The scandal of biochemical evolution is that despite its long history of scientific failures and a lack of prospect of ever succeeding, the official scientific establishment still teaches it to students of all ages as the gospel, combined with active crusading against teaching creationism in science classes.12 This deprives generations of students of knowing their true origins, while squandering untold billions of dollars on projects that cannot ever bring us life. 


 1 J. R. Porter, “Louis Pasteur: Achievements and Disappointments, 1861,” Bacteriological Reviews 25, no. 4: 389-403.

 2 Robert Coolman, “Keeping Time: Origins of the Days of the Week,” https://www.livescience.com/45432-days-of-the-week.html, accessed June 28, 2022.

 3 http://oneinmessiah.net/4thSab.htm, accessed June 28, 2022.

 4 Charles Darwin, in a letter to Joseph Hooker, 1871.

 5 S. Tirardi, “J.B.S. Haldane and the Origin of Life,” Journal of Genetics 96, no. 5 (2017): 735-739; see also https://physicsoftheuniverse,com/scientists_oparin html/, accessed June 28, 2022.

 6 S. L. Miller, “Production of Amino Acids Under Possible Primitive Earth Conditions,” Science 117 (1953): 528, 529.

 7 Naval Research Laboratory News Release: 30-72-7; Review and Herald, Mar. 14, 1974.

 8 S. L. Miller, The Heritage of Copernicus, ed.
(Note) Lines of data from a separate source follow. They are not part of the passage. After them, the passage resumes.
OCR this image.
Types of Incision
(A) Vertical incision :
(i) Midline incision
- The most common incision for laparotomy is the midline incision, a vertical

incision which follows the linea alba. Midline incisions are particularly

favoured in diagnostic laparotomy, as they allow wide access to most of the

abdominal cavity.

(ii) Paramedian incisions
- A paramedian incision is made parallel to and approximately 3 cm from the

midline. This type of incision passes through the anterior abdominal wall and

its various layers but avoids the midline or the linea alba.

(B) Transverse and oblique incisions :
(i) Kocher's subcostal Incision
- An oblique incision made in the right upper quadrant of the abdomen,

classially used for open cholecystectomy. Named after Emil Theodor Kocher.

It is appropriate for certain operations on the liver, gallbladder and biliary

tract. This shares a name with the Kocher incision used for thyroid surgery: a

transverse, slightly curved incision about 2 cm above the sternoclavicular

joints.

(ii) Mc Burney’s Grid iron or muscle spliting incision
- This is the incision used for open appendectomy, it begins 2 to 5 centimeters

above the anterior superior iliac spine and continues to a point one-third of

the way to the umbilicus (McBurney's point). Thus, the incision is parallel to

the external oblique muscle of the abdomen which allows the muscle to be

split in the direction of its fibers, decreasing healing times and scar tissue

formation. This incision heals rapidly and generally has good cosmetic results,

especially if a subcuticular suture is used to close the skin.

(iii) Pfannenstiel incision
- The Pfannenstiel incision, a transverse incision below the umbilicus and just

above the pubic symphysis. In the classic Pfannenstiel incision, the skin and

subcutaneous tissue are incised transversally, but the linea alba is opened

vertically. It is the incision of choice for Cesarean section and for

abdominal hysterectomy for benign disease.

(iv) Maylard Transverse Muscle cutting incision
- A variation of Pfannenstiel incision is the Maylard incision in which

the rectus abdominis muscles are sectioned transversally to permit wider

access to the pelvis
Jerzy Neyman (Cambridge, Mass.: MIT Press, 1974), p. 328.

 9 C. Ponamperuma, A. Shimoyama, M. Yamada, T. Hobo, and R. Pal, “Possible Surface Reactions on Mars: Implications for Viking Biology Results,” Science 197 (1977): 455-457.
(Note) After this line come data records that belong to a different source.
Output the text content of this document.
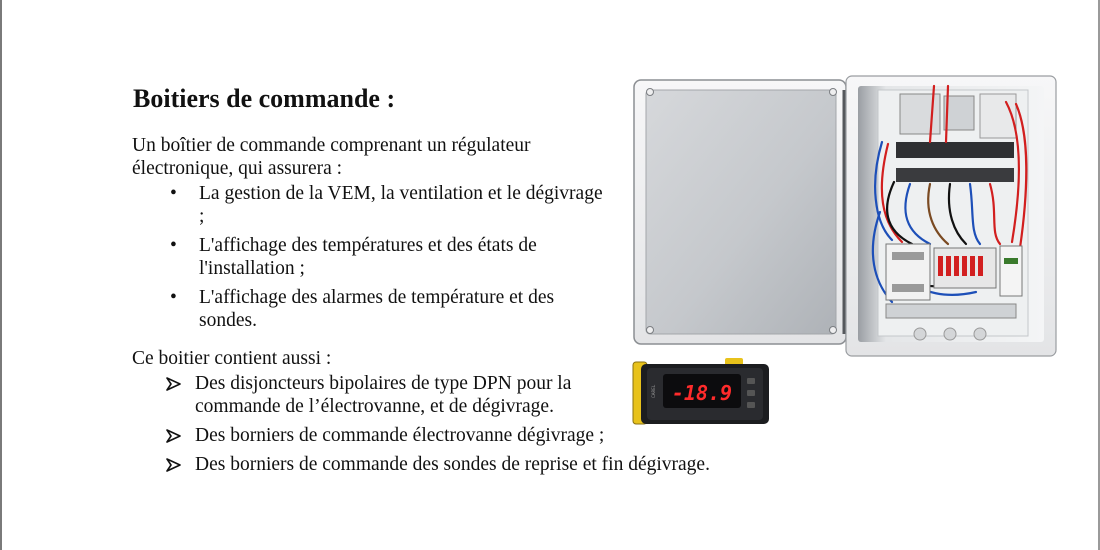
Boitiers de commande :

Un boîtier de commande comprenant un régulateur électronique, qui assurera :

• La gestion de la VEM, la ventilation et le dégivrage ;
• L'affichage des températures et des états de l'installation ;
• L'affichage des alarmes de température et des sondes.

Ce boitier contient aussi :

Des disjoncteurs bipolaires de type DPN pour la commande de l’électrovanne, et de dégivrage.
Des borniers de commande électrovanne dégivrage ;
Des borniers de commande des sondes de reprise et fin dégivrage.
-18.9
CAREL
10 G. A. Soffen, “Scientific Results of the Viking Missions,” Science 194 (1976): 1274-1276; J. W. Szostak, D. P. Bartel, P. L. Luisi, “Synthesizing Life,” Nature 409 (2001): 387-390.

11 G. T. Javor, “Synthesizing Life in the Laboratory: Why Is It Not Happening?” Geoscience Research Institute Website, July 26, 2021.
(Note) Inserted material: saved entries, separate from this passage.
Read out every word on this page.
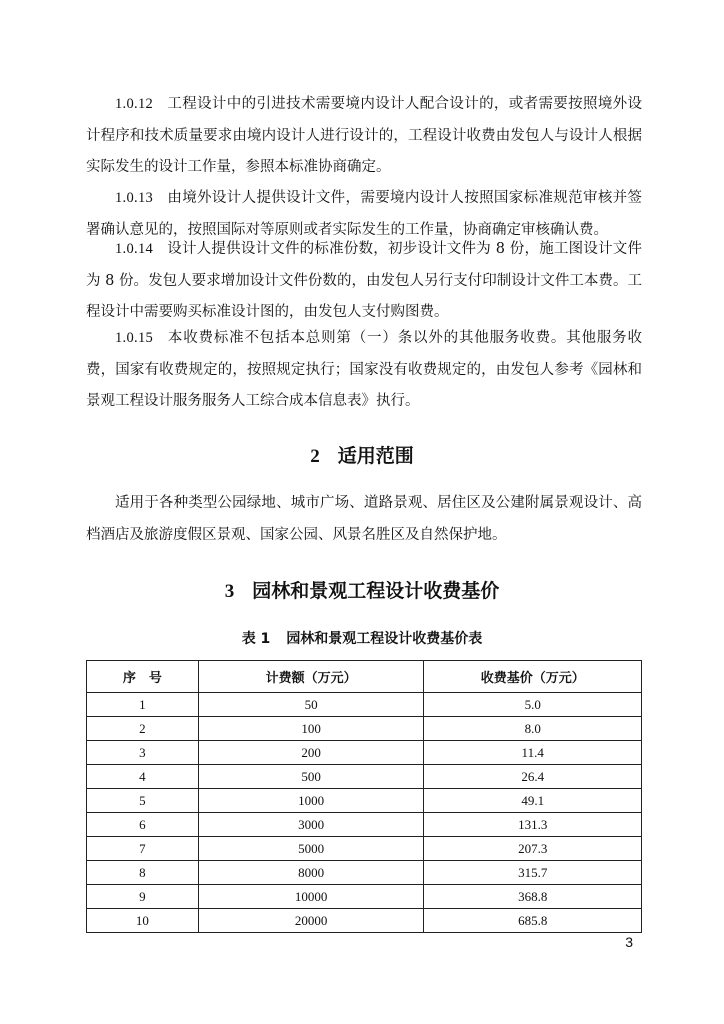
1.0.12 工程设计中的引进技术需要境内设计人配合设计的，或者需要按照境外设计程序和技术质量要求由境内设计人进行设计的，工程设计收费由发包人与设计人根据实际发生的设计工作量，参照本标准协商确定。
1.0.13 由境外设计人提供设计文件，需要境内设计人按照国家标准规范审核并签署确认意见的，按照国际对等原则或者实际发生的工作量，协商确定审核确认费。
1.0.14 设计人提供设计文件的标准份数，初步设计文件为 8 份，施工图设计文件为 8 份。发包人要求增加设计文件份数的，由发包人另行支付印制设计文件工本费。工程设计中需要购买标准设计图的，由发包人支付购图费。
1.0.15 本收费标准不包括本总则第（一）条以外的其他服务收费。其他服务收费，国家有收费规定的，按照规定执行；国家没有收费规定的，由发包人参考《园林和景观工程设计服务服务人工综合成本信息表》执行。
2 适用范围
适用于各种类型公园绿地、城市广场、道路景观、居住区及公建附属景观设计、高档酒店及旅游度假区景观、国家公园、风景名胜区及自然保护地。
3 园林和景观工程设计收费基价
表 1 园林和景观工程设计收费基价表
序　号	计费额（万元）	收费基价（万元）
1	50	5.0
2	100	8.0
3	200	11.4
4	500	26.4
5	1000	49.1
6	3000	131.3
7	5000	207.3
8	8000	315.7
9	10000	368.8
10	20000	685.8
3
12 G. T. Javor, “Letters,” Microbe Magazine, Nov. 5, 2008. Archives of Microbe Magazine are inaccessible to nonmembers of the American Society of Microbiology. The letter is reproduced here: “Evolution in the Classroom. Risking the ire of the National Academy of Sciences, attention needs to be called to the irony of their current crusade against creationism in science classrooms. Sir Francis Bacon, who is credited with formulating and establishing the scientific method, was a creationist. So were Sir Isaac Newton, Robert Boyle, Louis Pasteur, Carl Linnaeus, Michael Faraday, Blaise Pascal, Lord Kelvin, James Clerk Maxwell, Jean Louis Agassiz, Rudolph Carl Virchow, Johannes Kepler, and numerous other intellectual giants on whose shoulders stand the modern scientific enterprise. Clearly, creationism did not hinder the scientific work of these greats; rather it encouraged them to seek keener insights into the secrets of the physical realm. Permitting students to peek outside the box of evolution is hardly a dilution of science. Rather it is granting them freedom of imagination and thought similar to what students of previous generations were allowed to have.”